What does it mean if research is statistically significant?
Statistical significance refers to whether any differences observed between groups being studied are “real” or whether they are simply due to chance. Statistical testing starts off by assuming something impossible: that the two groups of people were exactly alike from the start.
Why is statistical significance important in science?
“Statistical significance helps quantify whether a result is likely due to chance or to some factor of interest,” says Redman. When a finding is significant, it simply means you can feel confident that’s it real, not that you just got lucky (or unlucky) in choosing the sample.
Who are the scientists rise up against statistical significance?
Scientists rise up against statistical significance Valentin Amrhein, Sander Greenland, Blake McShane and more than 800 signatories call for an end to hyped claims and the dismissal of possibly…
Is it sensible to abandon statistical significance in science?
Amrhein V, Gelman A, Greenland S, McShane BB. 2019. Abandoning statistical significance is both sensible and practical. PeerJ Preprints 7:e27657v1. https://doi.org/10.7287/peerj.preprints.27657v1
Why is there so much focus on statistical significance?
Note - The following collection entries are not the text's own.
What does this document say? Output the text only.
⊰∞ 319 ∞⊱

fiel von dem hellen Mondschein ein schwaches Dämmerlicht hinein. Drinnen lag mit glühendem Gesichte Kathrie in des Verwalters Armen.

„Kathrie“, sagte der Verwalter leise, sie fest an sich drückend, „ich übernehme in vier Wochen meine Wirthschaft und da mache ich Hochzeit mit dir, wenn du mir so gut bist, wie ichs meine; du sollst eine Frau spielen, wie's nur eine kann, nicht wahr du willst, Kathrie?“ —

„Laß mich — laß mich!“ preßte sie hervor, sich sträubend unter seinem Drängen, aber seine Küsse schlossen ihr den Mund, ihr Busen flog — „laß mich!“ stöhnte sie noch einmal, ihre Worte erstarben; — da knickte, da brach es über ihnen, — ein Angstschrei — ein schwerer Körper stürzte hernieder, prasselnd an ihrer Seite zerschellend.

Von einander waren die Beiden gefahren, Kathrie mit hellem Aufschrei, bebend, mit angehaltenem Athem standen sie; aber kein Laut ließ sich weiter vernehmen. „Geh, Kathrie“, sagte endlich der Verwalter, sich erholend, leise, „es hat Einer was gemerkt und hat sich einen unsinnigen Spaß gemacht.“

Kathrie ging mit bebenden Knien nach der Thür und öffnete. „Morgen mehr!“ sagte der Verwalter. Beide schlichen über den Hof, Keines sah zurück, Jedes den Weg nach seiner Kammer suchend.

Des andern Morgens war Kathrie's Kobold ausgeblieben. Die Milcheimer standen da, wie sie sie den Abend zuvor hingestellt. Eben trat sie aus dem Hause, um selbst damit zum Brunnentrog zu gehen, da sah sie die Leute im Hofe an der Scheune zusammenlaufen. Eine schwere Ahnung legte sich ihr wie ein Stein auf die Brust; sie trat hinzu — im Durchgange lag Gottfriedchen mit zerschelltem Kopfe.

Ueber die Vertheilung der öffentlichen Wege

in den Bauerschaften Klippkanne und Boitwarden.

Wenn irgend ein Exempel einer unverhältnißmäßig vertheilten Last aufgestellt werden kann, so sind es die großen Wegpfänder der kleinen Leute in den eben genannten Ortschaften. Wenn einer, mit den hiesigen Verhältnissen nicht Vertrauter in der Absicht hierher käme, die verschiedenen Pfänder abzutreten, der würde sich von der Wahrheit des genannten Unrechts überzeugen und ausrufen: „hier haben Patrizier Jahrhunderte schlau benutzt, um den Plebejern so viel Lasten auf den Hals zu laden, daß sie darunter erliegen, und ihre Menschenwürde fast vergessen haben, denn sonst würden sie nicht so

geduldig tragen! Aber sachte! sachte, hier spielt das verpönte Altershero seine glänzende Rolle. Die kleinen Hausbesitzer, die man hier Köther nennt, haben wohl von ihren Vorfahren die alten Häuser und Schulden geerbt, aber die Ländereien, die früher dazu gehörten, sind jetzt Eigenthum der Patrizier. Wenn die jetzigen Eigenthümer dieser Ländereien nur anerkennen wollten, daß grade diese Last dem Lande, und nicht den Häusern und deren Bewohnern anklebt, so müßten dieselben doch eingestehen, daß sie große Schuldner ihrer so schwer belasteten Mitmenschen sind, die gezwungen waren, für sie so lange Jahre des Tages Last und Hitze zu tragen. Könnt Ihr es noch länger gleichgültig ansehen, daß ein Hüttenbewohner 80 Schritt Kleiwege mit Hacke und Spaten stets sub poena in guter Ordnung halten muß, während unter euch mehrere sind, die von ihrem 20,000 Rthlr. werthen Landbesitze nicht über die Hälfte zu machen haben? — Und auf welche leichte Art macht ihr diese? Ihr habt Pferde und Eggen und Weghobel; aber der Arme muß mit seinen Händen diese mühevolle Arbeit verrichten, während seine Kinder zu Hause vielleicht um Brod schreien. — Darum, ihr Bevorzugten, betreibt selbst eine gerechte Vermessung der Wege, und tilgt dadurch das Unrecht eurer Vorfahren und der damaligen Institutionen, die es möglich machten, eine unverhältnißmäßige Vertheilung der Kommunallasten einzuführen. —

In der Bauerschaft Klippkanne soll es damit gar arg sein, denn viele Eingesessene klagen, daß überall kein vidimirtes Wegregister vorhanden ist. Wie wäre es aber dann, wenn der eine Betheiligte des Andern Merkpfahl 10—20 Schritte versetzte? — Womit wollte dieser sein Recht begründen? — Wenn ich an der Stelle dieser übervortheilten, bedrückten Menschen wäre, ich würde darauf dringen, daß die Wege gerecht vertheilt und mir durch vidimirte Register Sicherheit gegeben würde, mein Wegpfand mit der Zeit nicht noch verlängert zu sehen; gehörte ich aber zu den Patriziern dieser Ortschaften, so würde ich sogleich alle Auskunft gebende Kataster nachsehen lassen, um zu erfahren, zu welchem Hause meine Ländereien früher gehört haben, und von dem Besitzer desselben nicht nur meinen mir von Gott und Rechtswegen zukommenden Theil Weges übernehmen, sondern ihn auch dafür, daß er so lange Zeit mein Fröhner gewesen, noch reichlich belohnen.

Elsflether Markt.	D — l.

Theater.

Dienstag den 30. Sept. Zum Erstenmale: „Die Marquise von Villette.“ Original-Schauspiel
On top of this, the rigid focus on statistical significance encourages researchers to choose data and methods that yield statistical significance for some desired (or simply publishable) result, or that yield statistical non-significance for an undesired result, such as potential side effects of drugs — thereby invalidating conclusions.
Do you publish results if they are statistically significant?
All results should be published, regardless of whether they are “statistically significant” or not. Hopefully more journals will follow JAMA [1] in not using “statistical significance” as an editorial criterion for publication of important studies. Pre-specified analyses help reduce selective and distorted reporting.